Final Report Summary - SCSPL (Stability and change in sound patterns of the world's languages: typological, physiological, and cognitive factors)

The overall goal of the project was to achieve a new understanding of the extent to which physiological constraints of speech production may lie at the heart of asymmetries observed in the statistical distribution of sound patterns in the world’s languages. While it is generally agreed in the speech and language sciences that universal performance constraints exert a structuring force on human languages, pinning down the precise circumstances under which performance limitations may actively shape sound patterns of has remained elusive. Many scientists share the intuition that sound patterns which are statistically under-represented in the world’s languages are harder to learn, more difficult to produce and to perceive, and are in this sense cross-linguistically 'marked.' Cross-linguistically marked patterns are often assumed to be inherently unstable and prone to undergo sound change.
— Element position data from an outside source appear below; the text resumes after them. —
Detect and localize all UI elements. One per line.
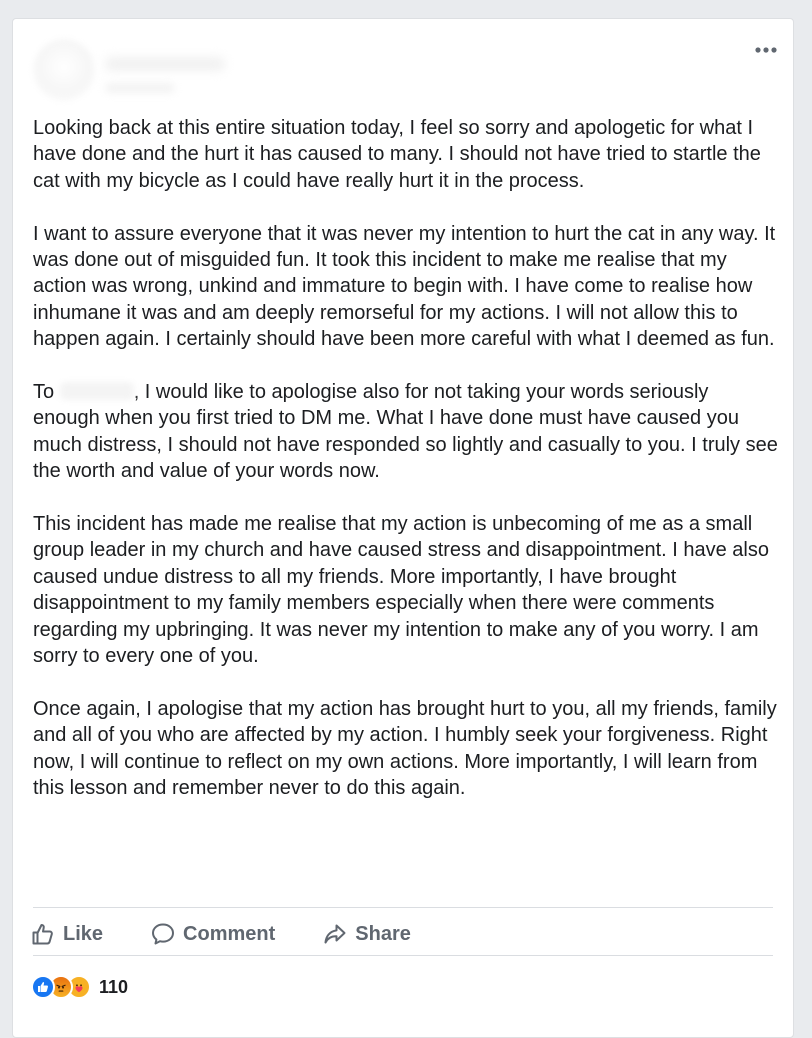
reaction-count[interactable]: 110 [99, 976, 129, 997]
share-button[interactable] [323, 922, 411, 946]
paragraph-text: , I would like to apologise also for not taking your words seriously enough when you first tried to DM me. What I have done must have caused you much distress, I should not have responded so lightly and casually to you. I truly see the worth and value of your words now. [33, 381, 778, 483]
comment-button[interactable] [151, 922, 275, 946]
divider [33, 907, 773, 908]
angry-face-icon [54, 980, 68, 994]
avatar[interactable] [33, 39, 95, 101]
post-header [33, 39, 773, 99]
like-reaction-icon [31, 975, 55, 999]
comment-label: Comment [183, 922, 276, 945]
reaction-icons [31, 975, 85, 999]
like-label: Like [63, 922, 104, 945]
more-dots-icon [755, 47, 777, 53]
like-button[interactable] [31, 922, 103, 946]
paragraph-text: To [33, 381, 55, 404]
post-paragraph: Looking back at this entire situation today, I feel so sorry and apologetic for what I have done and the hurt it has caused to many. I should not have tried to startle the cat with my bicycle as I could have really hurt it in the process. [33, 117, 761, 192]
post-text [33, 115, 779, 828]
share-label: Share [355, 922, 411, 945]
thumbs-up-icon [37, 981, 49, 993]
post-paragraph: Once again, I apologise that my action has brought hurt to you, all my friends, family and all of you who are affected by my action. I humbly seek your forgiveness. Right now, I will continue to reflect on my own actions. More importantly, I will learn from this lesson and remember never to do this again. [33, 697, 777, 800]
post-paragraph: I want to assure everyone that it was never my intention to hurt the cat in any way. It was done out of misguided fun. It took this incident to make me realise that my action was wrong, unkind and immature to begin with. I have come to realise how inhumane it was and am deeply remorseful for my actions. I will not allow this to happen again. I certainly should have been more careful with what I deemed as fun. [33, 222, 776, 351]
post-paragraph: This incident has made me realise that my action is unbecoming of me as a small group leader in my church and have caused stress and disappointment. I have also caused undue distress to all my friends. More importantly, I have brought disappointment to my family members especially when there were comments regarding my upbringing. It was never my intention to make any of you worry. I am sorry to every one of you. [33, 513, 769, 668]
reaction-summary[interactable] [31, 975, 128, 999]
redacted-name [60, 382, 134, 400]
post-timestamp-redacted [105, 83, 175, 93]
divider [33, 955, 773, 956]
post-card [12, 18, 794, 1038]
comment-icon [151, 922, 175, 946]
more-options-button[interactable] [753, 39, 779, 61]
action-bar [31, 919, 459, 949]
post-paragraph [33, 379, 779, 485]
thumbs-up-icon [31, 922, 55, 946]
author-name-redacted[interactable] [105, 57, 225, 71]
care-face-icon [72, 980, 86, 994]
share-icon [323, 922, 347, 946]
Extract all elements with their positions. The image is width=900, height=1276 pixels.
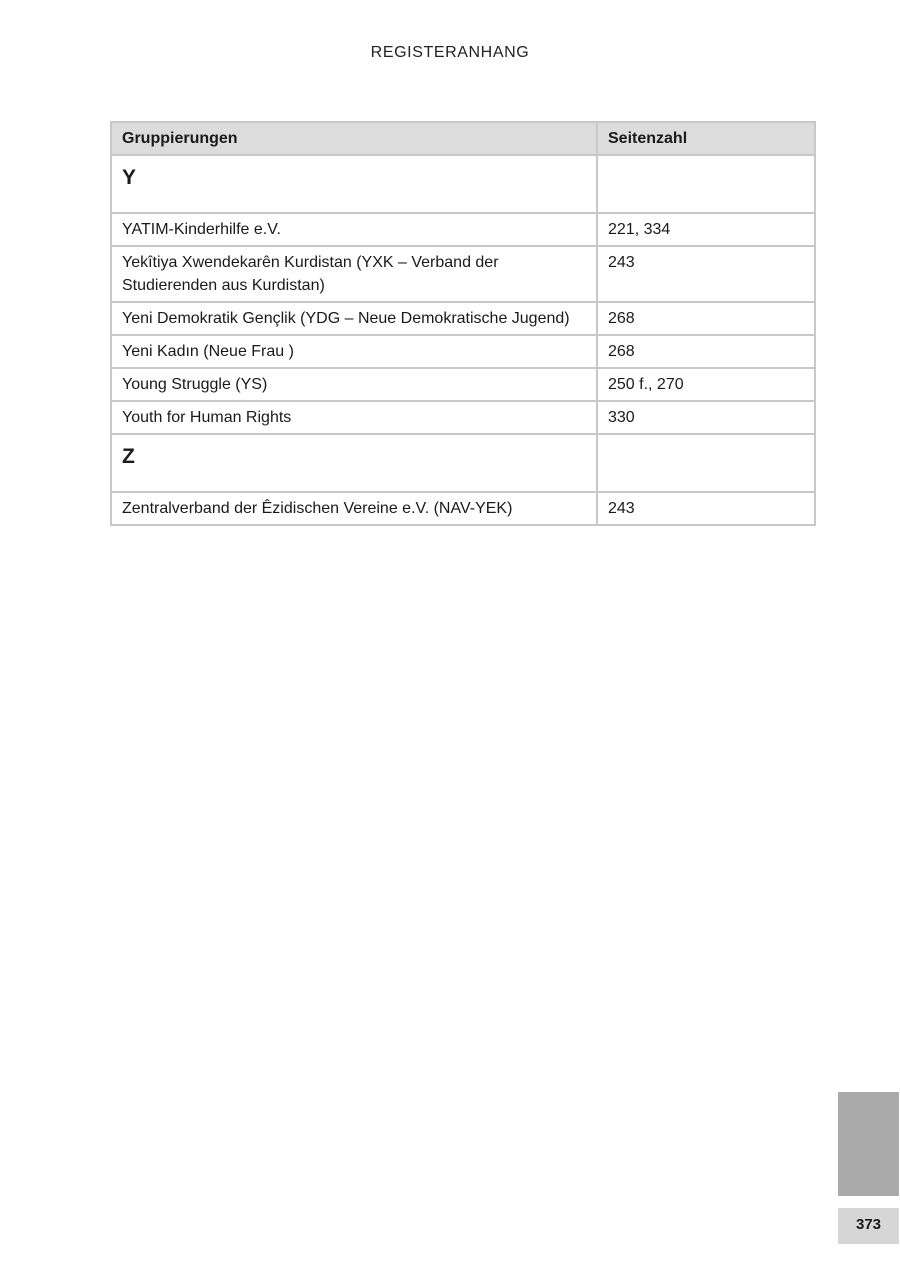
section-letter: Y <box>111 155 597 213</box>
group-name: Zentralverband der Êzidischen Vereine e.V. (NAV-YEK) <box>111 492 597 525</box>
group-name: Yeni Demokratik Gençlik (YDG – Neue Demokratische Jugend) <box>111 302 597 335</box>
running-head: REGISTERANHANG <box>370 44 530 61</box>
thumb-index-tab <box>838 1092 899 1196</box>
empty-cell <box>597 434 815 492</box>
table-row <box>111 213 815 246</box>
page-refs: 250 f., 270 <box>597 368 815 401</box>
section-letter-row <box>111 434 815 492</box>
table-row <box>111 368 815 401</box>
table-row <box>111 335 815 368</box>
page-refs: 221, 334 <box>597 213 815 246</box>
page-refs: 243 <box>597 246 815 302</box>
table-row <box>111 246 815 302</box>
group-name: Young Struggle (YS) <box>111 368 597 401</box>
column-header-groups: Gruppierungen <box>111 122 597 155</box>
page-refs: 330 <box>597 401 815 434</box>
group-name: Yeni Kadın (Neue Frau ) <box>111 335 597 368</box>
section-letter: Z <box>111 434 597 492</box>
column-header-pages: Seitenzahl <box>597 122 815 155</box>
table-row <box>111 401 815 434</box>
page-refs: 243 <box>597 492 815 525</box>
page-number: 373 <box>838 1208 899 1244</box>
group-name: Youth for Human Rights <box>111 401 597 434</box>
page-refs: 268 <box>597 335 815 368</box>
table-row <box>111 302 815 335</box>
group-name: YATIM-Kinderhilfe e.V. <box>111 213 597 246</box>
page-refs: 268 <box>597 302 815 335</box>
group-name: Yekîtiya Xwendekarên Kurdistan (YXK – Verband der Studierenden aus Kurdistan) <box>111 246 597 302</box>
register-table <box>110 121 816 526</box>
table-row <box>111 492 815 525</box>
empty-cell <box>597 155 815 213</box>
section-letter-row <box>111 155 815 213</box>
table-header-row <box>111 122 815 155</box>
Yet this argument has largely remained circular and there is little empirical evidence supporting the view that by hypothesis marked patterns are inherently unstable once they have become part of a language's grammar. This project provided a systematic empirical basis for the question of whether there it is possible to define complexity in speech production in a language-independent fashion. By a comprehensive analysis of the production dynamics of typologically unusual sequences in a range of different languages, we could further our understanding of how the powerful mechanism of learning allows languages to overcome the physiological givens in a non-deterministic fashion, thereby providing the basis for linguistic diversity.